Como una secta de Nivel Supremo, la Cueva del Inmortal Infernal es inimaginablemente poderosa. En toda la dinastía, ningún Clan Demonio se atreve a enfrentarse a ellos. Esto no quiere decir que el Clan Demonio no sea poderoso. Es solo que dentro del territorio de la Dinastía Inmortal del Inframundo, la Raza Humana ostenta el dominio absoluto.
El Dragón Demoníaco Señor Sangriento y el Dragón Celestial del Mar Azul permanecieron postrados y en silencio todo el tiempo.
Después de todo, era su Maestro quien quería ir a echar un vistazo; no tenía nada que ver con ellos, pensaron los dos dragones.
Desde que atravesaron la puerta de la montaña, no encontraron a ningún otro discípulo de la Cueva del Inmortal Infernal en su camino hacia la cima.
No era que hubiera pocos discípulos en la Cueva del Inmortal Infernal; más bien, la mayor parte del tiempo, los discípulos de la Cueva del Inmortal Infernal estaban cultivando en las estructuras dentro de la cueva. Solo salían cuando iban a emprender misiones.
La cortina del carruaje se levantó y Ye Yun salió.

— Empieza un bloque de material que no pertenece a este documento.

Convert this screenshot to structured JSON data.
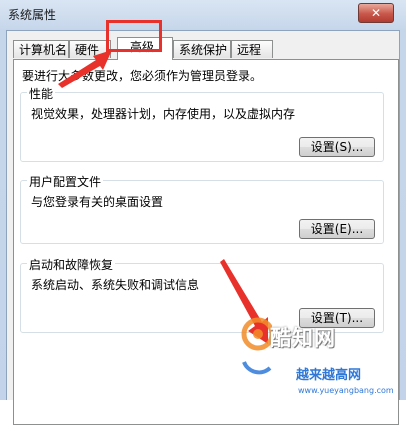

—Maestro —se apresuraron a saludar respetuosamente las bestias demoníacas del carruaje.
—Mmm —asintió Ye Yun.
Se quedó de pie con las manos entrelazadas a la espalda, contemplando la entrada envuelta en niebla de la Cueva del Inmortal Infernal ante él. Rayas de luz de colores brillaban sutilmente a través del vapor, creando una miríada de fenómenos. Era una vista extraordinariamente magnífica.
Los ojos de Ye Yun brillaron, como si pudiera ver hasta las partes más profundas de la Cueva del Inmortal Infernal de un solo vistazo.
«Así que este es el Anciano», pensó Yu Long, con el espíritu agitado.
En ese momento, una ilusión se apoderó de él: este Anciano de túnica blanca parecía un Espíritu Wushang que había salido de una pintura. Se erguía resplandeciente sobre el carruaje, y todo su ser irradiaba incontables rayos de luz.